A Canadian public school district has launched a mobile computing project that will eventually equip 20,000 students with laptop access anytime, anywhere over a pervasive wireless LAN.
The heart of the one-laptop-per-student project, called One-to-One, will be the development of digital coursework. To that end, the Abbotsford School District in British Columbia is adding a learning-management software program and training teachers in designing courses and schoolwork specifically for laptop-toting students.
Abbotsford is a city of 122,000 in the scenic Fraser Valley, an hour’s drive from Vancouver and just 15 minutes from the U.S. border. There are 50 schools in the K-12 system, with about 2,000 teachers and support staff.
Two years ago, the district’s leadership launched the One-to-One project after reviewing research that showed learning improved when students worked on their own computers with round-the-clock access to course materials, research and other resources, says Ray Jung, the district’s vice president of IT.

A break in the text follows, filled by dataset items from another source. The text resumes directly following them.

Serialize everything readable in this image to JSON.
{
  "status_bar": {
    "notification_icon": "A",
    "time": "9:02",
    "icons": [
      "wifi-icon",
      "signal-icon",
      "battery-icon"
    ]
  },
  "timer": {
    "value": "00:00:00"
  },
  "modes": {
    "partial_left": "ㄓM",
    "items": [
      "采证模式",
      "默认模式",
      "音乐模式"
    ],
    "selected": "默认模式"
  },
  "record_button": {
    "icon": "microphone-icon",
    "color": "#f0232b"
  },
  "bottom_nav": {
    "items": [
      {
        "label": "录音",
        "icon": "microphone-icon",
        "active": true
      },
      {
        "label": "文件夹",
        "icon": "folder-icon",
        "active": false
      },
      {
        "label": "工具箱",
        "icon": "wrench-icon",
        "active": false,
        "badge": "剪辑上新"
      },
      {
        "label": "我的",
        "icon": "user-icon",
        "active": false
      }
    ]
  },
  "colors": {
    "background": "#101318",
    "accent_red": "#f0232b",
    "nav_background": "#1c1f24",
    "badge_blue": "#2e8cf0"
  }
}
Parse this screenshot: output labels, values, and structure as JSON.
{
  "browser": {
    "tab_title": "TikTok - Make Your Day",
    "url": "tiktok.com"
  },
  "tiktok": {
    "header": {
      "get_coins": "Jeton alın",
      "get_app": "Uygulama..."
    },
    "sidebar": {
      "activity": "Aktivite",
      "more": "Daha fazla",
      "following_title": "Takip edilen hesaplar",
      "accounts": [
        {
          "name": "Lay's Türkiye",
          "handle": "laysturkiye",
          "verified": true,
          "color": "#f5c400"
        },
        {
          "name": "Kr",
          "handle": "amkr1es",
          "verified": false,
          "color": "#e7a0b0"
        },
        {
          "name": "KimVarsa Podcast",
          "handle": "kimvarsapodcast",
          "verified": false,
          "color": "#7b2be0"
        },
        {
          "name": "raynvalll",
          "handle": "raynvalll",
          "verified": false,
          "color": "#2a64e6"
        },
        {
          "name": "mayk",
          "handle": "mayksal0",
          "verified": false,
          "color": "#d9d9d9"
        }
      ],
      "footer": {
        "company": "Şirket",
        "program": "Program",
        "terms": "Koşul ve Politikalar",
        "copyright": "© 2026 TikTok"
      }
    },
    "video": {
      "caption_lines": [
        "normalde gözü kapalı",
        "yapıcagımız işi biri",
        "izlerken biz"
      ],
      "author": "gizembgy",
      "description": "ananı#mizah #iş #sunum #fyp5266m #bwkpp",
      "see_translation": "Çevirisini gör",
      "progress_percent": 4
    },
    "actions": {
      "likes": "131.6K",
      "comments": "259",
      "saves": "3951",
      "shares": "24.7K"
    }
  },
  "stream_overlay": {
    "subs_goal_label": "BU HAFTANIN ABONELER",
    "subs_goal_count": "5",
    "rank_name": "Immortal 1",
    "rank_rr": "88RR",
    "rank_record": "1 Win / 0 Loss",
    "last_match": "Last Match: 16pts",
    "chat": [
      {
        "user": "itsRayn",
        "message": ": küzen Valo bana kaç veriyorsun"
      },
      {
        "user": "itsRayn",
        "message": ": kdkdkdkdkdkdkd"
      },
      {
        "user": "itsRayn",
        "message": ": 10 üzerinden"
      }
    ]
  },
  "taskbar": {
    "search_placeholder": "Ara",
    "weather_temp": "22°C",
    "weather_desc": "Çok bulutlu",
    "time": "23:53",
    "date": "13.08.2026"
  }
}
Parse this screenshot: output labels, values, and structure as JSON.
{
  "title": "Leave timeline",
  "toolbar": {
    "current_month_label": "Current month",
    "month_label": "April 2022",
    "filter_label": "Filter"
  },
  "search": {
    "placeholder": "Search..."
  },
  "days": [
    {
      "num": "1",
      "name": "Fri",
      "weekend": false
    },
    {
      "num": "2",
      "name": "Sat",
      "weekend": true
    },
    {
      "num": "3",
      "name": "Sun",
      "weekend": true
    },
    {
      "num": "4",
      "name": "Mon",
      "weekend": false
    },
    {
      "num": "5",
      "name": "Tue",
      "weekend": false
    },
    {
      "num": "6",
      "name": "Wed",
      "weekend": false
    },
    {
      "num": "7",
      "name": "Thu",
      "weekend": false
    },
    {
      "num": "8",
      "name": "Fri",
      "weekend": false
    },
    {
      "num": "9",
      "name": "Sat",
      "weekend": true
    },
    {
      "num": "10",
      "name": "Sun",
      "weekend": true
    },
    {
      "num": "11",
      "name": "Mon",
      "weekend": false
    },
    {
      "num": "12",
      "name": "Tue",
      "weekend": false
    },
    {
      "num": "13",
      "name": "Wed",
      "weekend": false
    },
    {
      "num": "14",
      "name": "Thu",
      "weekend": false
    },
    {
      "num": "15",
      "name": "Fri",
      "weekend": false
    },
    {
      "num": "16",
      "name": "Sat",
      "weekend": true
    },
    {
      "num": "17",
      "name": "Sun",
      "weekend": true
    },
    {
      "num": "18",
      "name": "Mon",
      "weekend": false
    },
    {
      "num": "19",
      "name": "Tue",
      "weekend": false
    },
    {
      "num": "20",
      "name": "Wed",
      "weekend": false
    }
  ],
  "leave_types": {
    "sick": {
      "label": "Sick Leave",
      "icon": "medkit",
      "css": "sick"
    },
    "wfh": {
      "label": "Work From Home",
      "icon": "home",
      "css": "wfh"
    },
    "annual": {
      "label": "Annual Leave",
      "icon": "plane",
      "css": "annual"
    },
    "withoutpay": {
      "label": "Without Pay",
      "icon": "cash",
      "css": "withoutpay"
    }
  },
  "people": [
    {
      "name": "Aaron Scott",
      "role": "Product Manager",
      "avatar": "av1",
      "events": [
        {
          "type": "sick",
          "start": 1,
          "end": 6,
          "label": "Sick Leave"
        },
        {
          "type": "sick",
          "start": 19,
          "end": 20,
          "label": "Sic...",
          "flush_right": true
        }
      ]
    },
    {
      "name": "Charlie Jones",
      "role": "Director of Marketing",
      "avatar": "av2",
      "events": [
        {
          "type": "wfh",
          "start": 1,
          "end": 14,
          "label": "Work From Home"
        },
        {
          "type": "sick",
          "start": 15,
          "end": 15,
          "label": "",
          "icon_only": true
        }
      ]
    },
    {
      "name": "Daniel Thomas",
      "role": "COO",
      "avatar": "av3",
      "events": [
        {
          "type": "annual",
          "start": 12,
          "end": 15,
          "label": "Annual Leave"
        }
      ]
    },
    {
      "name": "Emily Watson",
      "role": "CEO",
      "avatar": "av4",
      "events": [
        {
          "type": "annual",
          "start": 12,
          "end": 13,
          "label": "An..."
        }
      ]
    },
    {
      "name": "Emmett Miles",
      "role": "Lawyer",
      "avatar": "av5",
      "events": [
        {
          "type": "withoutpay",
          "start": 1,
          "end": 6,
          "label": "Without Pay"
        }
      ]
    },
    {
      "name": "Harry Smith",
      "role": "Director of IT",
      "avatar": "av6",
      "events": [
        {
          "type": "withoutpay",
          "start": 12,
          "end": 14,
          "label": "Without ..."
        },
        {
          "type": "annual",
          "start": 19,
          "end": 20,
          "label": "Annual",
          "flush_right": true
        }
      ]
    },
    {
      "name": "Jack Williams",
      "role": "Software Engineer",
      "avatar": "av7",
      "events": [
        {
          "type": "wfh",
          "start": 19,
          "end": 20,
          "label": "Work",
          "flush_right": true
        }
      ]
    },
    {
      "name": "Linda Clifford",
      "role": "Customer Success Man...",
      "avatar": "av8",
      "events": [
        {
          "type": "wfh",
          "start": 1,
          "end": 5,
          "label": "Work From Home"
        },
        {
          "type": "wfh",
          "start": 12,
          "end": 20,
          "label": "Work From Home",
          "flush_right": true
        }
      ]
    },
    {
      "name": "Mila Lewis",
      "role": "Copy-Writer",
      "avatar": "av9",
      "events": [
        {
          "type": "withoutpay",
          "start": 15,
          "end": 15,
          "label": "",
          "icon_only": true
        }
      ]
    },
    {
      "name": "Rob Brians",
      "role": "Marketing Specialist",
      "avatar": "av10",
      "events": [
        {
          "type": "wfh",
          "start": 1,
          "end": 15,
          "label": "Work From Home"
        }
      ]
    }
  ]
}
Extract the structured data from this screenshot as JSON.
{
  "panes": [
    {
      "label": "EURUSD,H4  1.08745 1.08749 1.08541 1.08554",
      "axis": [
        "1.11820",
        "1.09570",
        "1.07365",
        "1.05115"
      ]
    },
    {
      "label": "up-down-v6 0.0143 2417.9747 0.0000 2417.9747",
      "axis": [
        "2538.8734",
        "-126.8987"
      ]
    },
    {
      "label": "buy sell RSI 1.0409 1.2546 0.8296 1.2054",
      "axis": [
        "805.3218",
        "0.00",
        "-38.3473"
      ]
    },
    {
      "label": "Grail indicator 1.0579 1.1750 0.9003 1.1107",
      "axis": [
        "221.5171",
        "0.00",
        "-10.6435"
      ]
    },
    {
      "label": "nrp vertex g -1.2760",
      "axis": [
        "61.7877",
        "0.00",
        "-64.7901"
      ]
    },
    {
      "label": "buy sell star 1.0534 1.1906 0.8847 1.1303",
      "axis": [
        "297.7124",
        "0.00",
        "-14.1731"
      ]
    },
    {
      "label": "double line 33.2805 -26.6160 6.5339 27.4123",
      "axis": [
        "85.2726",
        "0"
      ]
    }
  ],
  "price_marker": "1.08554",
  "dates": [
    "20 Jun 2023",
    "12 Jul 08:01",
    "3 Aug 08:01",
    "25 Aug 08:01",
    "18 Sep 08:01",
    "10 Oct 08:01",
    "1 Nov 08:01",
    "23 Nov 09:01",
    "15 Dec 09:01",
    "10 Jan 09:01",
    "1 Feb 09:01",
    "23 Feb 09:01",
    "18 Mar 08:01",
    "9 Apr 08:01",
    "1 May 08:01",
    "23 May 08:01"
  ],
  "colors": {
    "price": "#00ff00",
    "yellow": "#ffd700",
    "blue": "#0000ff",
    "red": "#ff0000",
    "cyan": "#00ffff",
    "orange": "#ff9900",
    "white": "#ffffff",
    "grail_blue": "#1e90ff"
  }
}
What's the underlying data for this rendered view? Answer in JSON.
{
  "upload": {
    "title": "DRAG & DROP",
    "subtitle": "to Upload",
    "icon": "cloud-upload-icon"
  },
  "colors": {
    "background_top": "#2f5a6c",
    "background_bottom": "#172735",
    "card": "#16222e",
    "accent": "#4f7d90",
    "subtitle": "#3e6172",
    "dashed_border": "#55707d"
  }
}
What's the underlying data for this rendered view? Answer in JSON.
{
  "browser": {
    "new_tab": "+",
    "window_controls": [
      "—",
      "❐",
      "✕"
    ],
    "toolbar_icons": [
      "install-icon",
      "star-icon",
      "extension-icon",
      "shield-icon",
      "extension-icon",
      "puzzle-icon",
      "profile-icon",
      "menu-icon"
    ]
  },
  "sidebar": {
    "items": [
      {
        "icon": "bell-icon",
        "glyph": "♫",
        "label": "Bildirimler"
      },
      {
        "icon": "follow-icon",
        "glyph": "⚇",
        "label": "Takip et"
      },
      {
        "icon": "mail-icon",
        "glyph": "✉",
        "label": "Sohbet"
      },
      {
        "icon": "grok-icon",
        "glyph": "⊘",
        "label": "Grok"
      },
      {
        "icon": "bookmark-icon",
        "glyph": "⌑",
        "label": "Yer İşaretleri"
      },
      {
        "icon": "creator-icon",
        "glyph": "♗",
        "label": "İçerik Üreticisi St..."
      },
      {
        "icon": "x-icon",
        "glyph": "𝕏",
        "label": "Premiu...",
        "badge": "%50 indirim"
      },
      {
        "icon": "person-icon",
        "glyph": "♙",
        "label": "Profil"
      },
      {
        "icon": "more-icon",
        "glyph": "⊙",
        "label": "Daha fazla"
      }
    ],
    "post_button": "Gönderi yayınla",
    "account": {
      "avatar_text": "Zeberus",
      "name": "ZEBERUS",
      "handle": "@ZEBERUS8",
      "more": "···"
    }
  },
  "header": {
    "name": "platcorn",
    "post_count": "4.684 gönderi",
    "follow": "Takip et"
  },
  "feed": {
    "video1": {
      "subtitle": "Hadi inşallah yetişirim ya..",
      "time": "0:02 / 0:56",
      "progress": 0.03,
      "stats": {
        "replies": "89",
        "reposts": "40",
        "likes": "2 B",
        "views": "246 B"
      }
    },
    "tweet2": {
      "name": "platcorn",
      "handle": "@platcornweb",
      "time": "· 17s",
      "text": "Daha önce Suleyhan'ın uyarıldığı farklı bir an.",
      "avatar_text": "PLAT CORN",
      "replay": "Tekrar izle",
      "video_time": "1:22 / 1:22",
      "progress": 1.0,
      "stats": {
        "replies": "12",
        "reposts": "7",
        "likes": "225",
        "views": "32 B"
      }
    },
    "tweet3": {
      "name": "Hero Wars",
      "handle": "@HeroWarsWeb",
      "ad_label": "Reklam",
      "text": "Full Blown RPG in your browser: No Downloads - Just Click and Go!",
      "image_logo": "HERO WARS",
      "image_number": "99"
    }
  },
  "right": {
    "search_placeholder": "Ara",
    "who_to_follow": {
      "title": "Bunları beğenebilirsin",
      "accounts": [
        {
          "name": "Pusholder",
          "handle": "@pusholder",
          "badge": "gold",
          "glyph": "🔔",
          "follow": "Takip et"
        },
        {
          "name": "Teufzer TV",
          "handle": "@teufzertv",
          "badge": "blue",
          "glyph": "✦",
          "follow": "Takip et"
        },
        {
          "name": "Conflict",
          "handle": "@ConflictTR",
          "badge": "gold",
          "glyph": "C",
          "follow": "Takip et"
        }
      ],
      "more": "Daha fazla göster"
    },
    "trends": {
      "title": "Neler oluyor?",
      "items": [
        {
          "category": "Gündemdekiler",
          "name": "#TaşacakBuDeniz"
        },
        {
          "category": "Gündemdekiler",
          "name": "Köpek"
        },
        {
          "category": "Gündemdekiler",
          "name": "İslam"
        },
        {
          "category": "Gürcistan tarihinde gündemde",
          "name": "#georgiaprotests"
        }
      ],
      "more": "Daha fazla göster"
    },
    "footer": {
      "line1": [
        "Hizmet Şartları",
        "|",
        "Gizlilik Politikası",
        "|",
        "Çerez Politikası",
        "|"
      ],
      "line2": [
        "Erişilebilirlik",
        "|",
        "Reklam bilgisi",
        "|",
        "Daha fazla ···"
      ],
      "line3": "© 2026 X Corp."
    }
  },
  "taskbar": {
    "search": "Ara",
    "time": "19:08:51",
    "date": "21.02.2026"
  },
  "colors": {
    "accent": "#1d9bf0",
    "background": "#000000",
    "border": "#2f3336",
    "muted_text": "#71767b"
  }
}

To test those conclusions, the district in 2004 distributed Apple iBook laptops to the 400 students of a new high school, Abbotsford Traditional Secondary School. The school had an extensive 10/100 wired Ethernet, with six drops in each classroom. But Jung’s team also deployed a wireless LAN, based on Apple’s WLAN product line.
The results were intriguing, according to Jung. The computers enabled a much wider range of student interaction with course materials, with teachers and with each other, and seemed to spark more intense student involvement. “In writing [for example], we’re finding that students are reviewing and editing their material a lot more, and there’s a lot more peer editing: they’re sharing, reviewing and critiquing [each other’s work],” Jung says.
In the new school year, Jung says, there will be more applications and tools that use pictures, video and audio for more interactive learning.
But the initial wireless LAN ran into problems. The most pressing was the sheer number of client laptops in a given area, which bogged down network performance. The IT staff was getting up to five trouble calls per day related to the wireless net. Security was minimal, based on the still widely used but easily crackable Wireless Equivalent Privacy (WEP) encryption scheme. “People were running out to Best Buy for access points and plugging them in,” he recalls.
Jung’s IT staff began evaluating enterprise-scale WLAN products that could support districtwide deployment and robust security.
Last year, the district chose the WLAN product line from Colubris Networks of Waltham, Mass. Performance has been flawless, Jung says. And Colubris offers a range of management and security-monitoring tools that let central IT staff remotely control the nets at different sites.
Another application simplifies the design of the WLAN at a given site. “You incorporate a building drawing, and it factors in construction composition [variables] and suggests where to locate the access points,” Jung says. “We liked that, because radio frequency planning is something of an art.”
Twenty Colubris access points, and the companion WLAN controller, were installed at the high school to start. The same products are being rolled out now in three other schools. The IT group has also begun deploying a RADIUS-based authentication system for the entire district.
The IT group has a created a support framework for both students and teachers, which is critical for One-To-One’s success. Each school will have a technology teacher, who will work an hour each week in each class, six hours working with teachers to integrate computers and networking into their subject areas, and six hours a week working with students individually.
A newly minted Educational Technology and Learning Resources Department will oversee teacher development, training and support in using software and hardware for education.
Technicians will be assigned to cover three mornings a week to provide computer and network technical support.
Students are being actively incorporated into the program, in part to give them new skills. A Computer Technology Integration Committee consists of students and a sponsoring teacher, exploring ways to include the new technologies into various subject areas. A similar group, called the Technology Set-Up Committee, focuses on supporting the technical aspects computers, projects and television feeds.
Finally, workshops will train and help teachers to use the new technologies and create course materials that exploit them. Teachers are working with an open source learning-management system, Claroline.